Like most collections, this one has no overarching argument that lends it coherency. Blum is unapologetic about the “frustrating” nature of this wandering and somewhat disjointed style. The organization matches the approach and in this way forms an implied argument: theological claims {273} are essays—trials, tests—and should reflect the contingency of the process by which they emerge. Also implied is the flip side to this argument: answering challenges put to theological claims—and their concomitant social practices—are not attempts to solve their problematic nature. Ecclesiological claims and the liberal individualism that criticizes them are not opposed but held together in pregnant tension. One helpful contribution of For a Church to Come is a healthy suspicion of using “church” or “community” as foundations for addressing theological and social problems. The riskiness of Blum’s method and analysis foregrounds both what’s at stake as well as what can be gained in relinquishing foundations in favor of tension. In short, the unpredictability and uncertainty of Blum’s experiments mark the book’s coherency and argument. The poetic and confessional interludes and epigraphs from figures as diverse as Bob Dylan, Tool, Music Machine, and Walker Percy give it an added disorienting quality, which experientially underscores his theology.
If there is one theologian who gives Blum’s theology an orientation it is John Howard Yoder. Several essays refer to Yoder explicitly, and Blum concludes the book with an appendix entitled, “Some Personal Reflections on John Howard Yoder,” where he outlines Yoder’s importance as both a friend and academic conversation partner. The chapters on Foucault and Derrida bring each thinker side by side with Yoder in order to understand the aspects of their work—genealogy, différance—that resonate theologically. But this is not to say that Blum uses Yoder—or theologians generally—as the interpretive basis for his thinking about postmodern concepts or philosophers. In chapter 7, “Two Cheers for an Ontology of Violence: Reflections in Im/Possibility,” he hesitates to make Milbank’s articulation of an ontology of peace the basis for Anabaptist-Mennonite nonviolence and instead reflects on the way deconstruction and its insistence on the unavoidability of violence—the very thing Milbank’s ontology claims to overcome—helps make nonviolence possible. Though Yoder gives Blum’s theology some familiarity and location, his is not a privileged voice. Blum’s treatment of philosophers and theologians is evenhanded and measured without reducing anyone to ciphers or spokespersons.

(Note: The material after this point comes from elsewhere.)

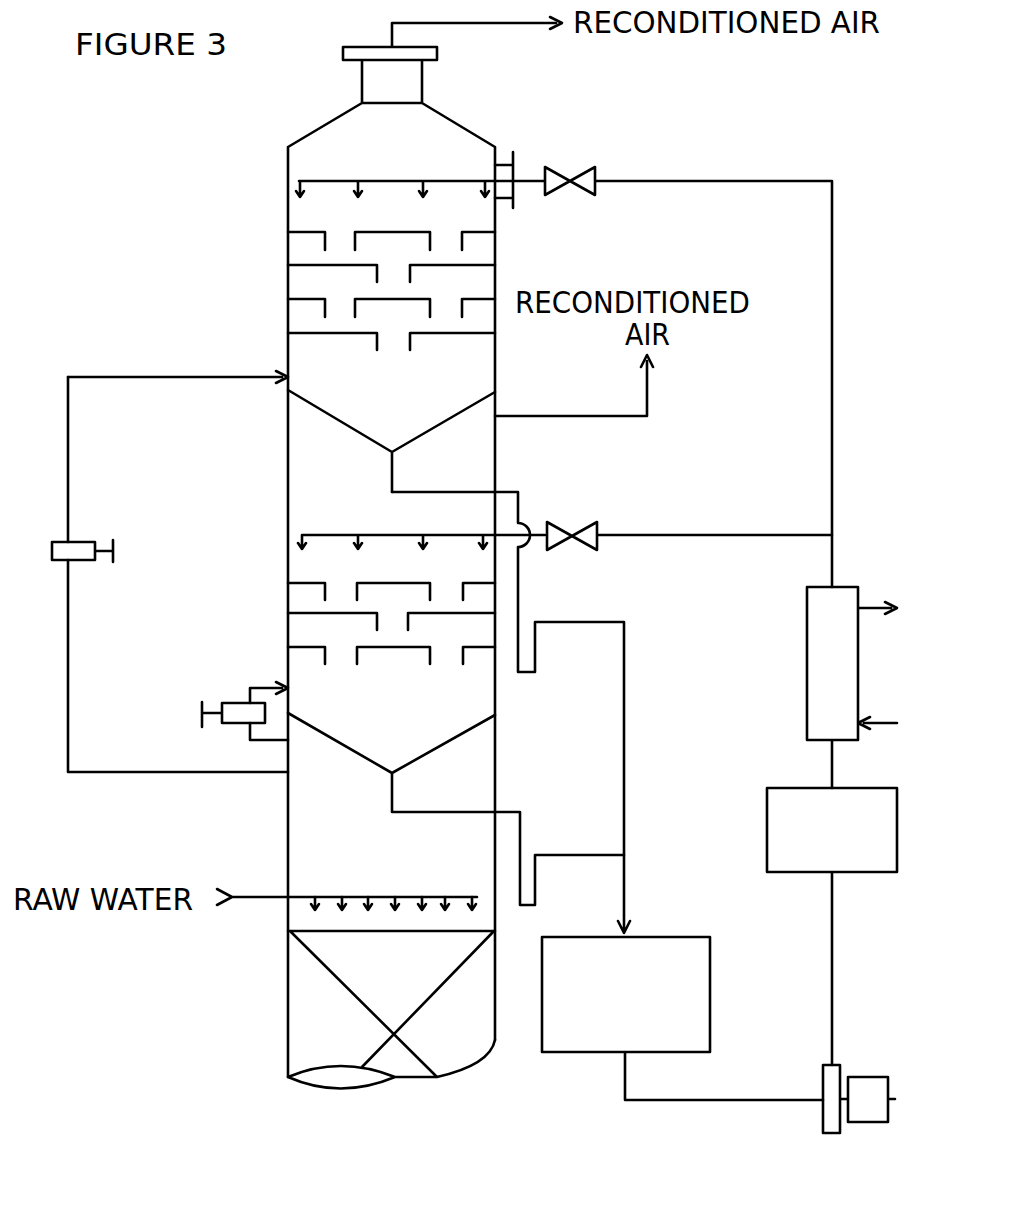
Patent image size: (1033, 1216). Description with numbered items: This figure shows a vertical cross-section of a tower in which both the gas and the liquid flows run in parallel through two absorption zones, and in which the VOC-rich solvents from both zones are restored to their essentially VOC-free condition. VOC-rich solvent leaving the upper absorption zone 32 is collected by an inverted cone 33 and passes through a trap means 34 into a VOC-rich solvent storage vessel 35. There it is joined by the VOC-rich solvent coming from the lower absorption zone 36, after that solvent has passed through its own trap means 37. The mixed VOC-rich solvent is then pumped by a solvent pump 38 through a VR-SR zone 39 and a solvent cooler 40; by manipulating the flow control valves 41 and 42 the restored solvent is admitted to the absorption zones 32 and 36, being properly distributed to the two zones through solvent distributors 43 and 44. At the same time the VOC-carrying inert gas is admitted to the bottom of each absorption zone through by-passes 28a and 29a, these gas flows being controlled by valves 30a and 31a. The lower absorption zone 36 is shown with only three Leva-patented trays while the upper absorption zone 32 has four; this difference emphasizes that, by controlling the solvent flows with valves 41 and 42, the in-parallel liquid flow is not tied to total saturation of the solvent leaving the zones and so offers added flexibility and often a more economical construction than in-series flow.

The book is helpful for anyone interested in theology and philosophy, especially for theologically minded readers interested in learning more about the complex ideas of theoretical thinkers. Indeed, Blum’s explanations and interpretations can function as a theologian’s introduction to postmodern philosophy. As a book that is “mainly about church,” it is instructive as a gesture of genuine receptivity—not just welcoming and tolerating divergent voices but bringing them to bear on some dearly held ideas and practices. Its presentation as well as its content convey this receptivity: the book is a performance of the openness Blum sees as the primary {274} characteristic of the church “as a voluntarily gathered local group of persons committed to being disciples of Jesus together, to being mutually accountable to each other.”